What were you doing in 1987? (Speaking for myself, I can’t remember.)

• Let’s have a little language. An article about a golf tournament said, “Day felt badly for both of them, but tried to keep his focus.” No, no, no: Day felt bad. There was nothing wrong with his sense of touch, presumably. (Pro golfers have great touch.) He could tell stone from sand from spikes. No, he felt bad — the same as you feel sad, not sadly; happy, not happily; angry, not angrily. You need an adjective there, not an adverb.

File under “Lost Causes.”

• Pat Schroeder, the well-known congresswoman from Colorado, has died at 82. The obit by Katharine Q. Seelye in the New York Times is here.

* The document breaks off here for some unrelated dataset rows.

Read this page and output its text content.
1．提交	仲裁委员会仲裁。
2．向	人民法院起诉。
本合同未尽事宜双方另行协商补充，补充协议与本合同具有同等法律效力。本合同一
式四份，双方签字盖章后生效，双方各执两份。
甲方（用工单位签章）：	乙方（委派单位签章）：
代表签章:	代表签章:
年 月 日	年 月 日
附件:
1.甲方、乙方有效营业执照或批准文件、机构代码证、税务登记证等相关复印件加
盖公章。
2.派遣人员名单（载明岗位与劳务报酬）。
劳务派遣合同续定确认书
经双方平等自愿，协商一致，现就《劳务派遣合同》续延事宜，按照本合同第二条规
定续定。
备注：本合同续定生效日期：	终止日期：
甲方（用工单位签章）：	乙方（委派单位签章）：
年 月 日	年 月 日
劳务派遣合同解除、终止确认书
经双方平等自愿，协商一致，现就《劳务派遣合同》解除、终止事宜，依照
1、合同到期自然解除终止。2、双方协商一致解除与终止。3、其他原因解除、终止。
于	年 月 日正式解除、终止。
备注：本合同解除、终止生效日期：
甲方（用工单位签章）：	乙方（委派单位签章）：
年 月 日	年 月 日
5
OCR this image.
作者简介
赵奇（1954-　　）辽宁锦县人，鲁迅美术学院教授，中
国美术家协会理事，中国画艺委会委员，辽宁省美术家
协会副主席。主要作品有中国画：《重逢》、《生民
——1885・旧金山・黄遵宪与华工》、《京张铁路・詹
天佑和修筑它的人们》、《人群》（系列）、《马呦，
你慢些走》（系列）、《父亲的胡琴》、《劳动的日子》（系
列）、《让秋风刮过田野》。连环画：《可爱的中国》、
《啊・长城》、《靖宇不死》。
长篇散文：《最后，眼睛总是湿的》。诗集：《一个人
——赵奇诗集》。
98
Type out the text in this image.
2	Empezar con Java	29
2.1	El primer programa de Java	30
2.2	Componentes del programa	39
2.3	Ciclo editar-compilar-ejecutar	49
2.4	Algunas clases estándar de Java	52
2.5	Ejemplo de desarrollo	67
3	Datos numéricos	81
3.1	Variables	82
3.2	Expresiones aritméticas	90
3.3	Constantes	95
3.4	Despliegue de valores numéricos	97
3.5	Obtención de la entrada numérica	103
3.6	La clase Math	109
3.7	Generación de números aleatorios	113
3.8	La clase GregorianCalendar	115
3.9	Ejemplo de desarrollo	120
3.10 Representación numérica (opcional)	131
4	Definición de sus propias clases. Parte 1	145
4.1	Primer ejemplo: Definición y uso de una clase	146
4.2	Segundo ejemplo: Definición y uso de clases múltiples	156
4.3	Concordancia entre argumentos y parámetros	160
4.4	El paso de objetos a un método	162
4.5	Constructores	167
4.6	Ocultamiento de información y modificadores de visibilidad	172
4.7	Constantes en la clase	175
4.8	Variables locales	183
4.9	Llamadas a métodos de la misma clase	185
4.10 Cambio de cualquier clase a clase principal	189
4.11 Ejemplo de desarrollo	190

I have commented on Schroeder, politically, before; I may again at some point. But not now. She was a liberal Democrat, I was a conservative Republican — there you go.

But I had two encounters with her personally, and maybe I could relate those.

When I lived in D.C., long time ago, I hit golf balls at Hains Point, regularly. One day, Pat Schroeder was there — which I thought was kind of neat. I mean, it was so unexpected. She was supposed to be on C-SPAN. Or Meet the Press. And here she was, at Hains Point, like people.

Years later, I encountered her at a conference — this was the summer of 2004. Barack Obama was running for the Senate in Illinois. He was so new — so new on the scene — people weren’t quite sure of the order of his names: Was it “Barack Obama” or “Obama Barack”? Pat Schroeder and some of her friends were oohing and aahing over this guy — and at his prospects in national politics.

Damned if this Barack Obama was not elected president four short years later. Schroeder et al. had given me a foretaste of the hubbub surrounding him.

Are you sick of political trivia? So am I. Thank you for joining me, and have a good one.